Хотя работа шла хорошо, с каждым днем, становилось все более очевидно: экономику строительства надо изучать гораздо глубже.
Подряд заставил и бригаду и бригадира считать буквально каждую копейку.
Когда работники управления представили рабочим контрольные финансовые итоги их труда за первые два месяца, мы ахнули: убытков на 10 тысяч рублей! Все они были отнесены на счет бригады. Значит, ни о какой премии и речи быть не могло. Вот тогда я и начал учиться экономике. Перетряхнул все финансовые документы, имевшие отношение к объекту. Высчитал часовую стоимость аренды каждого механизма, узнал точную цену каждого кубометра стройматериалов, детально проанализировал каждую операцию.
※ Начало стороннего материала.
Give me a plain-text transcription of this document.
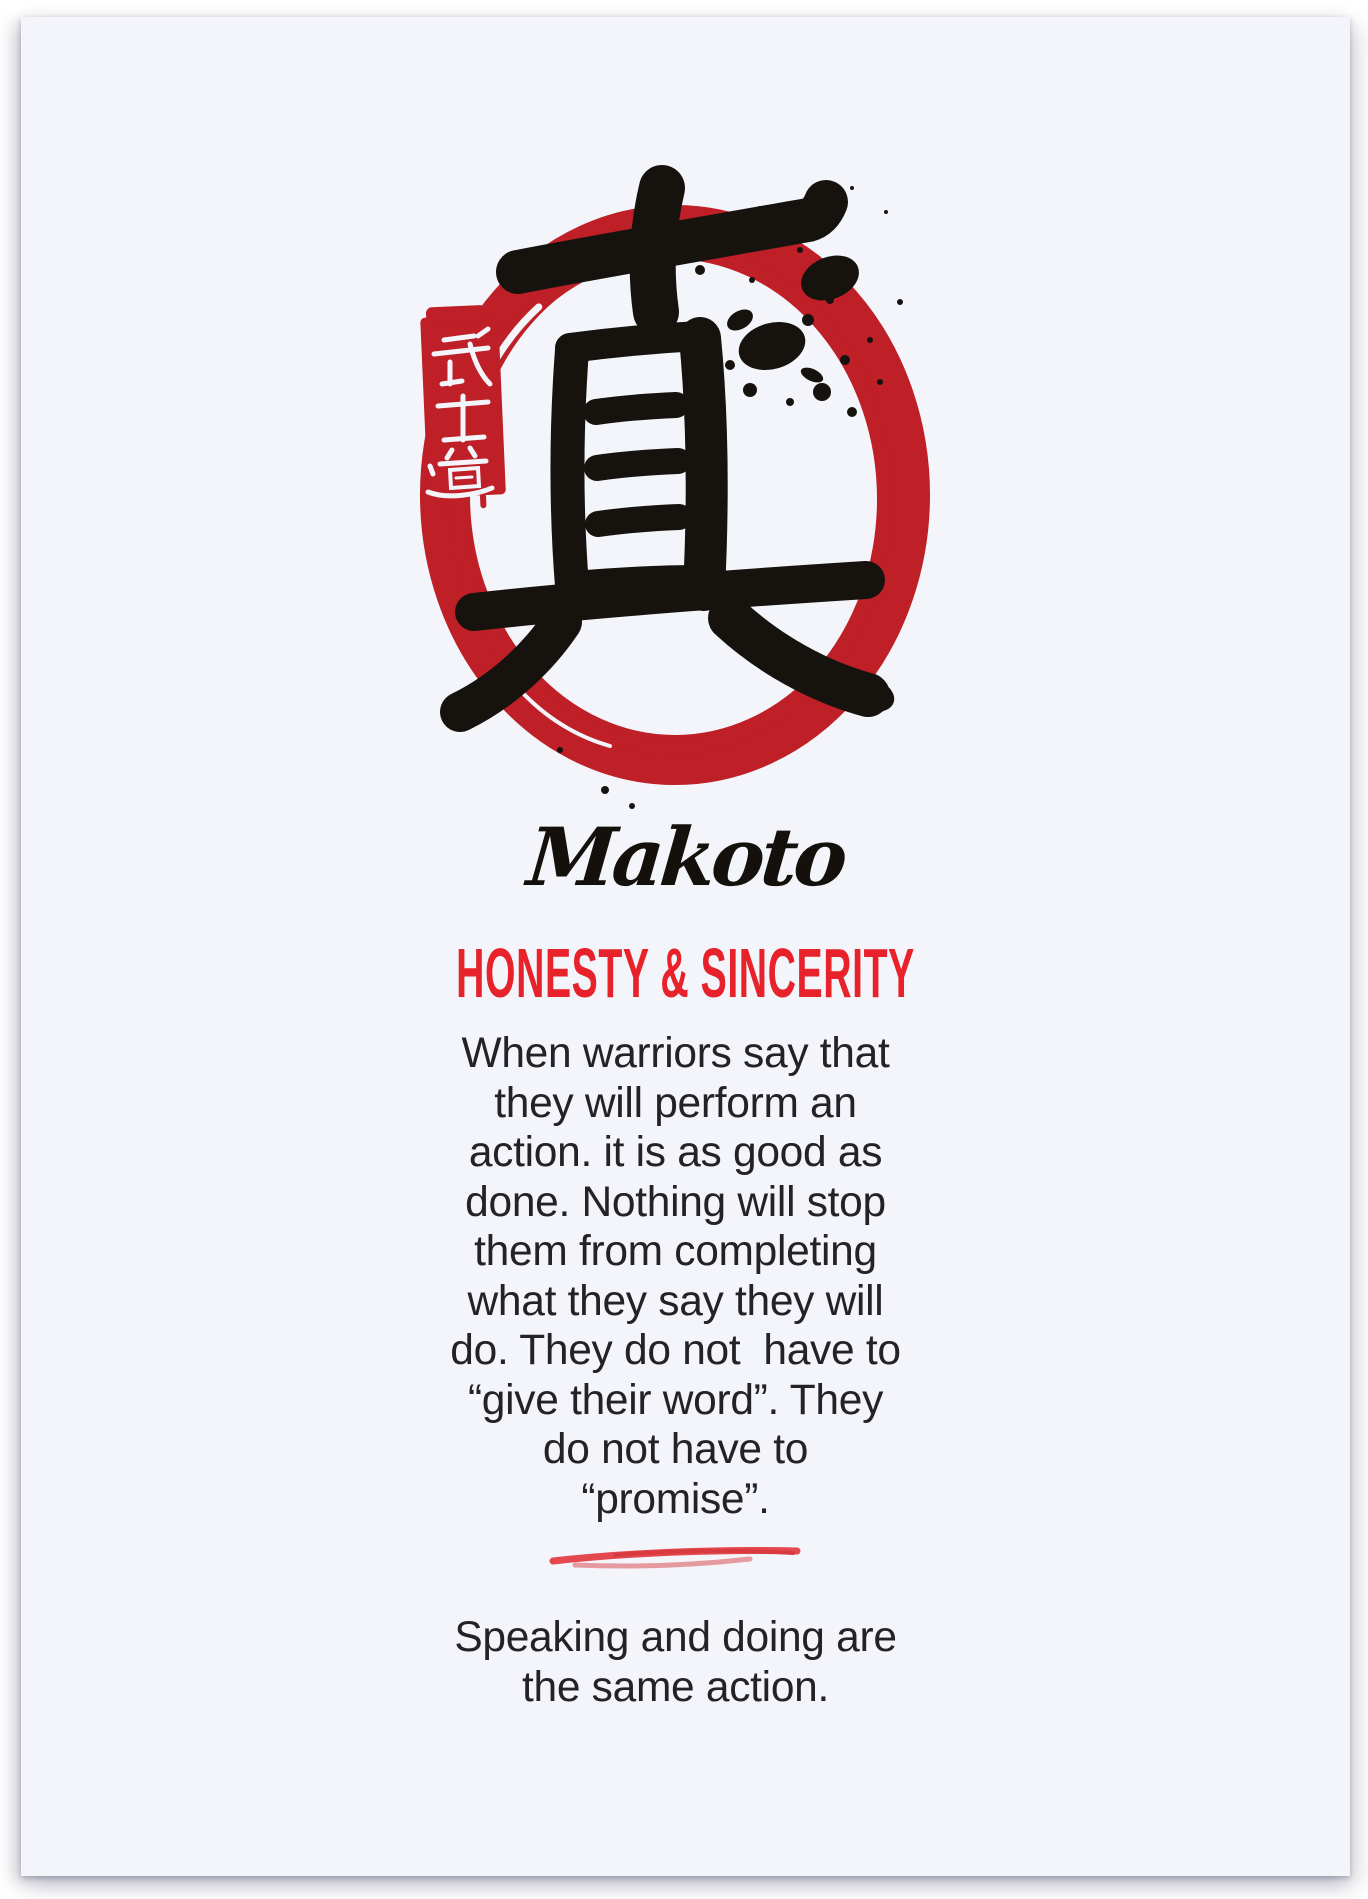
Makoto
HONESTY & SINCERITY
When warriors say that
they will perform an
action. it is as good as
done. Nothing will stop
them from completing
what they say they will
do. They do not  have to
“give their word”. They
do not have to
“promise”.
Speaking and doing are
the same action.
Большие убытки бригаде приносили два мощных восьмитонных крана. Они могли поднимать немалые тяжести, например котлы. Но котлов еще не было, а краны уже успели сожрать тысячи рублей.
Выход был один: форсировать монтаж и кладку главного корпуса теплоцентрали, чтобы быстрее избавиться от кранов.
Быстро поднимались этажи главного здания, и наступил момент, когда я заявил руководству: «Все. Краны нам больше не нужны». И письменно подтвердил наш отказ.
Бригада заявила твердо: не нужны нам эти безработные гиганты! И настояла на своем: кто будет монтировать котлы, пусть и рассчитывается за краны. (Краны год простояли в ожидании котлов).